Precision Evaluator¶
Source: evaluate/evaluators/precision.py
Overview¶
Weave scorer for precision and relevance
Args: output: The AI response to evaluate
**kwargs: Contains context from dataset (query, messages, etc.)
Sub-metrics (0–100 each): precision, relevance, detail_level, focus.
For full definitions of each metric and rubric details, refer to the evaluator system prompt included below; the judge model uses those instructions verbatim when scoring.
Returns: Dictionary with a top-level "score" and precision sub-metrics
Scoring Weights¶
Metric | Weight |
---|---|
precision | 40% |
relevance | 30% |
detail_level | 20% |
focus | 10% |
User Prompt Template¶
Template used to construct the user-side prompt for judging.
Inputs (Context):
- Messages:
{messages}
- Profile:
{profile}
Evaluation Context:
- Question (English summary): {question}
- Risk Level: {risk_level}
Evaluation Criteria:
- Guidance (Do/Don'ts):
{evaluator_notes}
Judged Target (AI Response):
{output}
Instructions: Evaluate ONLY the Judged Target for precision/relevance using the Inputs and Guidance.
System Prompt¶
Full evaluator instructions and metric definitions used by the judge.
You are an expert evaluator of response precision and relevance. Evaluate ONLY the AI Response.
User prompt will include:
- Inputs (context): Profile, Messages
- Evaluation Context: Question (English, optional), Risk Level (optional)

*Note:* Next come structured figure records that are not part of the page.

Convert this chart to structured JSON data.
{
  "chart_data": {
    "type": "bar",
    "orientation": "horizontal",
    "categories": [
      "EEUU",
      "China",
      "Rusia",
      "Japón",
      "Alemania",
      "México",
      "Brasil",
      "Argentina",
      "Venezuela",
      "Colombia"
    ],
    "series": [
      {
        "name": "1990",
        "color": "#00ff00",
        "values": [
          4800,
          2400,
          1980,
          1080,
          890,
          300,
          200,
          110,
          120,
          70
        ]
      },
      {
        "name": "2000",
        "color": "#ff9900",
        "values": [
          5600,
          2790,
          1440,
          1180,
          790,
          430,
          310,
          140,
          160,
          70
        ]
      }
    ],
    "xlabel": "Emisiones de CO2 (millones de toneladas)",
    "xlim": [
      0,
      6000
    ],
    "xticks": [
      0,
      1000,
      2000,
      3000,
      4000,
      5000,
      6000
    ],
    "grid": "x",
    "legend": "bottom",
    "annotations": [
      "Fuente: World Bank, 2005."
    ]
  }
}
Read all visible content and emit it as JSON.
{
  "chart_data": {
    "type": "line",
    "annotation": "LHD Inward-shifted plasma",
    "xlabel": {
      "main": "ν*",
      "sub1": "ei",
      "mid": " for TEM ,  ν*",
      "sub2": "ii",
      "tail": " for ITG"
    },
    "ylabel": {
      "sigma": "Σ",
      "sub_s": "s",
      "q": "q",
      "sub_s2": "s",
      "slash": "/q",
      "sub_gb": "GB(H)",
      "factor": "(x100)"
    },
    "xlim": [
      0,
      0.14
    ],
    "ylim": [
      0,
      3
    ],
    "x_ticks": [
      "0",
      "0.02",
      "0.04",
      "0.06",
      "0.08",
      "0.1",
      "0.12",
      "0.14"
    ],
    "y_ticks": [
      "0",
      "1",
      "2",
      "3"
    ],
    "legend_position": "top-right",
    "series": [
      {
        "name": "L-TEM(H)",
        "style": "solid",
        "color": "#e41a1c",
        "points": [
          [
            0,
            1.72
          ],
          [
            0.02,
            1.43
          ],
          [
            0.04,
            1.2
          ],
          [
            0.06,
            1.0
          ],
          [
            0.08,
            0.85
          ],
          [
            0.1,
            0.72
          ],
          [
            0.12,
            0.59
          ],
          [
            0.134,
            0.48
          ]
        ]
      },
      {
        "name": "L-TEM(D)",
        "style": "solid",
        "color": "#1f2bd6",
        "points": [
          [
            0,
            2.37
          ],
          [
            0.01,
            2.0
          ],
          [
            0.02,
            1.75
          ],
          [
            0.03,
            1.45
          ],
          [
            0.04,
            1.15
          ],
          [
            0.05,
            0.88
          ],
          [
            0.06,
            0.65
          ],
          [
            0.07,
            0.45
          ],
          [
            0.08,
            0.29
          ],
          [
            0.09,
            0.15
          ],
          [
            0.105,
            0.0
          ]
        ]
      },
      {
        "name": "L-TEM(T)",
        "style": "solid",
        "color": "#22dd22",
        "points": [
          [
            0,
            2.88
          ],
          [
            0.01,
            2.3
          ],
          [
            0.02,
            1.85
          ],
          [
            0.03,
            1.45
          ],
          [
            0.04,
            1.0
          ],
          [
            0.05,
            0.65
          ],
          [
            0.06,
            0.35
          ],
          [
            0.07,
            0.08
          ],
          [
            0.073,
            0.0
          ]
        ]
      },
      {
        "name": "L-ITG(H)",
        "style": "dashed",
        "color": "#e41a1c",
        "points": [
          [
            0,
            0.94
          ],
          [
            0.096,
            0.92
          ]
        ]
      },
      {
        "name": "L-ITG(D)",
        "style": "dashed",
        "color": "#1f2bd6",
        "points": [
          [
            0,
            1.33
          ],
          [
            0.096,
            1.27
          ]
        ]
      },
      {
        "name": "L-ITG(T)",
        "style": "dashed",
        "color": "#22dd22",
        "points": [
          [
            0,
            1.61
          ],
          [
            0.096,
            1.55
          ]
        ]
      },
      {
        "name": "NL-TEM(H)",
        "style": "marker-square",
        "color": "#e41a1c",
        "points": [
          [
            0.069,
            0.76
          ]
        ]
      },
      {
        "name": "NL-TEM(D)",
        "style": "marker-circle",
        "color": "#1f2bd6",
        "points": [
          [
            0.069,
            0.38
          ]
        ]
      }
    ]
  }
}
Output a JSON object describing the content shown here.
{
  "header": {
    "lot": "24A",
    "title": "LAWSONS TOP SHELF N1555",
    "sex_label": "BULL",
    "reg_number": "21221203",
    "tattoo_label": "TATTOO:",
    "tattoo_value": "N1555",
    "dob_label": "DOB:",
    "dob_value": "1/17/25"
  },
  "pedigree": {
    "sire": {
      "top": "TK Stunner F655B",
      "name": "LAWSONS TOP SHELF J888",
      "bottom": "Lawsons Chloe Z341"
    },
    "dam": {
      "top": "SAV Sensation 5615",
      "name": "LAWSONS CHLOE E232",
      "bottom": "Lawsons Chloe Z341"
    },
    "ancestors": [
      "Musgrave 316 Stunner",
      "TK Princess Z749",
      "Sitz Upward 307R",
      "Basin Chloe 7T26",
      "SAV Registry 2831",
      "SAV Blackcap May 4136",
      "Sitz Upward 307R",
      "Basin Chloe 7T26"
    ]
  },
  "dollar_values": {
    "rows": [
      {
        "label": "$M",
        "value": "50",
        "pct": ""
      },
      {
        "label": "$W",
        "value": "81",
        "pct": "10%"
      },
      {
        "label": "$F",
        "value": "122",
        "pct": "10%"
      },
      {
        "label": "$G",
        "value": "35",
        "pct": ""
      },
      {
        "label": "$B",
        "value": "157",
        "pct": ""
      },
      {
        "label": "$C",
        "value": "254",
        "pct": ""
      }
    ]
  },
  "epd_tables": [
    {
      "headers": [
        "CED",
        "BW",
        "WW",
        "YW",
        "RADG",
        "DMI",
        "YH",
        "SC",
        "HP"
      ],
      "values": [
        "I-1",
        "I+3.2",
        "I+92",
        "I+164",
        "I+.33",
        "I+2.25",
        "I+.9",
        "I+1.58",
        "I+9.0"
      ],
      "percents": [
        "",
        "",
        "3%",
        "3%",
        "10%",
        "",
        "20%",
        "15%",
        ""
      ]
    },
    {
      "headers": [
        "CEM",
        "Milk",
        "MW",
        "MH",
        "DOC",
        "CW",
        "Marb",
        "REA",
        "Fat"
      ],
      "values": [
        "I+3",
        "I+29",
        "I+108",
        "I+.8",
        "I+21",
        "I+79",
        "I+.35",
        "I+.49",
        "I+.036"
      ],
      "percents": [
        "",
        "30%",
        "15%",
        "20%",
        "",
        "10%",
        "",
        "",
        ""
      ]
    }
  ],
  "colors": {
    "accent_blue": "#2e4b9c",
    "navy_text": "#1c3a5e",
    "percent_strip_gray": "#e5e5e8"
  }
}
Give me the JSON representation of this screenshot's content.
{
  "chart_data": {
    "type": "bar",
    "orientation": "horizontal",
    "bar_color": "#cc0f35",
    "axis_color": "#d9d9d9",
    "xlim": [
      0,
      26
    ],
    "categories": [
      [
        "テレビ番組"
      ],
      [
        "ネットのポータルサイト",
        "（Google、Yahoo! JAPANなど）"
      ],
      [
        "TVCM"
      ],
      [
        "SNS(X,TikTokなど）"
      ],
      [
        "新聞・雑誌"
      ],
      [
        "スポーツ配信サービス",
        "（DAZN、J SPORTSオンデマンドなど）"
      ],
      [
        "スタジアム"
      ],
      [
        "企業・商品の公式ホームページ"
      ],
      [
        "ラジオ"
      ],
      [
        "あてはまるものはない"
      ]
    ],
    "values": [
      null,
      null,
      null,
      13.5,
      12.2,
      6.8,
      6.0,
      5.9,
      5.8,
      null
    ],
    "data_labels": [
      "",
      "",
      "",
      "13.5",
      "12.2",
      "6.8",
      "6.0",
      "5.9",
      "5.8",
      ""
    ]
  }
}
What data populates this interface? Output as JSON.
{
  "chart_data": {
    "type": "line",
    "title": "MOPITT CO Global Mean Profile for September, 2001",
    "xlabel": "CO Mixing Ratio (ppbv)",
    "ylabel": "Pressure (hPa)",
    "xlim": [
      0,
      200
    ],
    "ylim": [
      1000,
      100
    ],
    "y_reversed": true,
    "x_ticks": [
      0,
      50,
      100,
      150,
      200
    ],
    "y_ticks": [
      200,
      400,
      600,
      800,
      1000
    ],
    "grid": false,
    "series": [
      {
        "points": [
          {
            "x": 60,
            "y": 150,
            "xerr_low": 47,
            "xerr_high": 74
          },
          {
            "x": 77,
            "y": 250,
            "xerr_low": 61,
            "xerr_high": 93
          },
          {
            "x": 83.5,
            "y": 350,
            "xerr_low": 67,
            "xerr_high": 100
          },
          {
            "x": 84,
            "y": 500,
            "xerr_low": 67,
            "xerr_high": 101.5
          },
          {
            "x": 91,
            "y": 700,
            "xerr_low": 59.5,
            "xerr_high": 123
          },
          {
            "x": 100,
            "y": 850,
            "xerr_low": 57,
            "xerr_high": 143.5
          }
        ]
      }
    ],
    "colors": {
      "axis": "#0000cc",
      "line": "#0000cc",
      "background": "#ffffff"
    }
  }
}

- Evaluation Criteria: Guidance (Do/Don'ts)
- Judged Target: AI Response
Return JSON only, integers 0–100 for each field, plus ONE overall justification string. All keys REQUIRED:
{
"precision": 85,
"relevance": 90,
"detail_level": 88,
"focus": 92,
"overall_justification": "2–5 sentences explaining the judgment across precision-related criteria. Refer to the AI Response only."
}
Definitions:
- precision: Directly answers the user's specific questions.
- relevance: Pertains to the user's concerns without digression. Penalize inclusion of unrelated facts or citations; references (if present in the response) must clearly support the question at hand.
- detail_level: Appropriate, actionable specificity for the context and risk level. PENALIZE: overly technical details inappropriate for the patient's setting (rural vs urban, resource availability), specific medical measurements, complex medical procedures.
- focus: Avoids tangents; maintains topic focus.
Abstention:
- If the response responsibly abstains due to insufficient evidence but clearly states uncertainty AND provides actionable next steps and safety guidance, do not heavily penalize.